What This Workflow Does
This automation solves a critical problem for eCommerce businesses, distributors, and B2B companies: customers can't find accurate product information quickly, leading to abandoned carts and support overload. Manual product catalogs become outdated, and support teams waste hours answering repetitive questions about specifications, availability, and compatibility.
The workflow creates a dual-system AI solution that automatically ingests your product data from Google Drive, processes it into a searchable knowledge base using Supabase RAG (Retrieval-Augmented Generation), and powers an intelligent chatbot with Mistral AI. Customers get instant, accurate answers to product questions 24/7, while your team saves hours of manual support work each week.
Unlike generic chatbots, this system uses your actual product data—specifications, images, manuals, and technical details—to provide precise answers. It understands natural language questions like "What drill bits work with titanium?" or "Show me blue medium t-shirts" and returns structured product information with links and images.
How It Works
1. Automated Document Ingestion
The system monitors your Google Drive folder for new or updated product JSON files. When changes are detected, it automatically downloads, parses, and processes the structured product data without manual intervention.
2. Intelligent Data Processing
Product information is cleaned, normalized, and split into logical chunks. The workflow extracts key fields like product names, specifications, images, URLs, and categories, then prepares them for vector embedding.
3. Vector Storage with Supabase
Mistral AI generates vector embeddings for each product chunk, capturing semantic meaning. These embeddings are stored in Supabase with metadata, creating a fast, searchable product knowledge base that understands relationships between items.
4. AI-Powered Chat Interface
When a customer asks a question, Mistral AI searches the Supabase vector store for relevant products, then generates a natural language response with specific details, images, and links. The system maintains conversation context for follow-up questions.
5. Continuous Updates
The workflow can run on a schedule or trigger, ensuring your chatbot always has the latest product information. Rate limiting protects API limits while keeping data current.
Who This Is For
This template is ideal for eCommerce stores with extensive product catalogs, manufacturing companies with technical specifications, distributors managing thousands of SKUs, and B2B businesses with complex product lines. Marketing teams can deploy it to reduce support tickets, sales teams can use it for instant product information during calls, and customer success teams can offer 24/7 self-service.
Companies managing product data across multiple systems—Google Drive for specifications, separate databases for inventory, and different platforms for customer queries—will benefit most. The workflow bridges these silos, creating a unified product intelligence system that improves customer experience while reducing operational costs.
What You'll Need
- n8n instance (cloud or self-hosted n8n instances.
What You'll Need
- n8n instance (cloud or self-hosted) with workflow execution permissions
- Google Drive account with product data in structured JSON format
- Mistral AI API key for embeddings and chat capabilities
- Supabase account with vector extension enabled for RAG storage
- Product data organized with consistent fields (name, specs, images, URLs)

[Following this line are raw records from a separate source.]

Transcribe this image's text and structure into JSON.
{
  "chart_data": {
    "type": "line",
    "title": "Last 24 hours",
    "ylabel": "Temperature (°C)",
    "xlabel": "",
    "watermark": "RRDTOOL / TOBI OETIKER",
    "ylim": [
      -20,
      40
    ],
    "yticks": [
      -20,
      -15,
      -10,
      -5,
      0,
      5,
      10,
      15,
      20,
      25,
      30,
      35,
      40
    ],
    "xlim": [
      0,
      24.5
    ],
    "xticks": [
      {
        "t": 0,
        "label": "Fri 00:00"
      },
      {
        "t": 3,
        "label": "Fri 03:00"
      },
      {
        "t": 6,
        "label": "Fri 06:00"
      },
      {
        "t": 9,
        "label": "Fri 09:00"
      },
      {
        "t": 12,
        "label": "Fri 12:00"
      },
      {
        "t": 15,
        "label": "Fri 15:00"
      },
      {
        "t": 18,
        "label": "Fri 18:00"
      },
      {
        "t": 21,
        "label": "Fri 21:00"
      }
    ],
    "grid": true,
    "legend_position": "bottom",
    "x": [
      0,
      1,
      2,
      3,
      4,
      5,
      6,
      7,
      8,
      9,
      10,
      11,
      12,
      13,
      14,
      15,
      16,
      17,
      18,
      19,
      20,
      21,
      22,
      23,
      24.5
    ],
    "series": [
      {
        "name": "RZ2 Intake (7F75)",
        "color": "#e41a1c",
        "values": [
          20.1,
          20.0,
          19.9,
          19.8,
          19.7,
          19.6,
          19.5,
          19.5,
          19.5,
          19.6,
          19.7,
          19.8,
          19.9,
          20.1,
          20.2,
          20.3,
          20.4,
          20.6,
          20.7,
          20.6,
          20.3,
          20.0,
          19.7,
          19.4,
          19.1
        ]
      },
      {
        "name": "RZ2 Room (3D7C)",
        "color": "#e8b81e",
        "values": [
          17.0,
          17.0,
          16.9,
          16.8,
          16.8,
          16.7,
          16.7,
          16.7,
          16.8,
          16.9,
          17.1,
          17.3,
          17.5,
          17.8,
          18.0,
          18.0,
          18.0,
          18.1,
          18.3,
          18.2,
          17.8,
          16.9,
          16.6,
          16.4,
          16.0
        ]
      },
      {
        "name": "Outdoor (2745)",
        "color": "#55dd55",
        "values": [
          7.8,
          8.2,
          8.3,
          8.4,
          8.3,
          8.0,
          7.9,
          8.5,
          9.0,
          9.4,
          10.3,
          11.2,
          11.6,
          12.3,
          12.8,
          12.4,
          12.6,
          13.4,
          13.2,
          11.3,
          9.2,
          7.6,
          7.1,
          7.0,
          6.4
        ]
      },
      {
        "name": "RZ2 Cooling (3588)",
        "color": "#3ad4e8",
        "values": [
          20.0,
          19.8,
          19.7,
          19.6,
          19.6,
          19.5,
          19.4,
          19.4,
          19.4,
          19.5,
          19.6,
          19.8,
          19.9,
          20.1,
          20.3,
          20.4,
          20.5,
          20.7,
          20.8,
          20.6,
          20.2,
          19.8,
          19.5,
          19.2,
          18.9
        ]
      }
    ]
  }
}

- Deployment channel (website embed, Slack integration, or webhook endpoint)
Quick Setup Guide
- Download and import the JSON template into your n8n instance
- Configure credentials for Google Drive, Mistral AI, and Supabase in n8n
- Prepare your product data in JSON format with consistent field names
- Upload sample files to your designated Google Drive folder
- Test the ingestion pipeline by manually executing the workflow
- Verify data appears in your Supabase vector store tables
- Test the chatbot through the webhook or chat interface
- Deploy to production with appropriate scheduling and monitoring
Pro tip: Start with a small subset of your product catalog (50-100 items) to test accuracy and performance before scaling to thousands of products. This helps identify any data formatting issues early.
Key Benefits
Reduce support costs by 30-50% by automating repetitive product questions, allowing your team to focus on complex customer issues that require human expertise.
Increase conversion rates by helping shoppers find the right products faster with instant, accurate information about specifications, compatibility, and availability.
Eliminate manual data updates with automated ingestion from Google Drive—when product information changes, your chatbot updates overnight without IT involvement.
Scale customer support 24/7 without adding staff, providing consistent, accurate answers even outside business hours and during peak shopping seasons.
Improve data accuracy by centralizing product information in one searchable system, reducing errors from outdated spreadsheets or inconsistent team knowledge.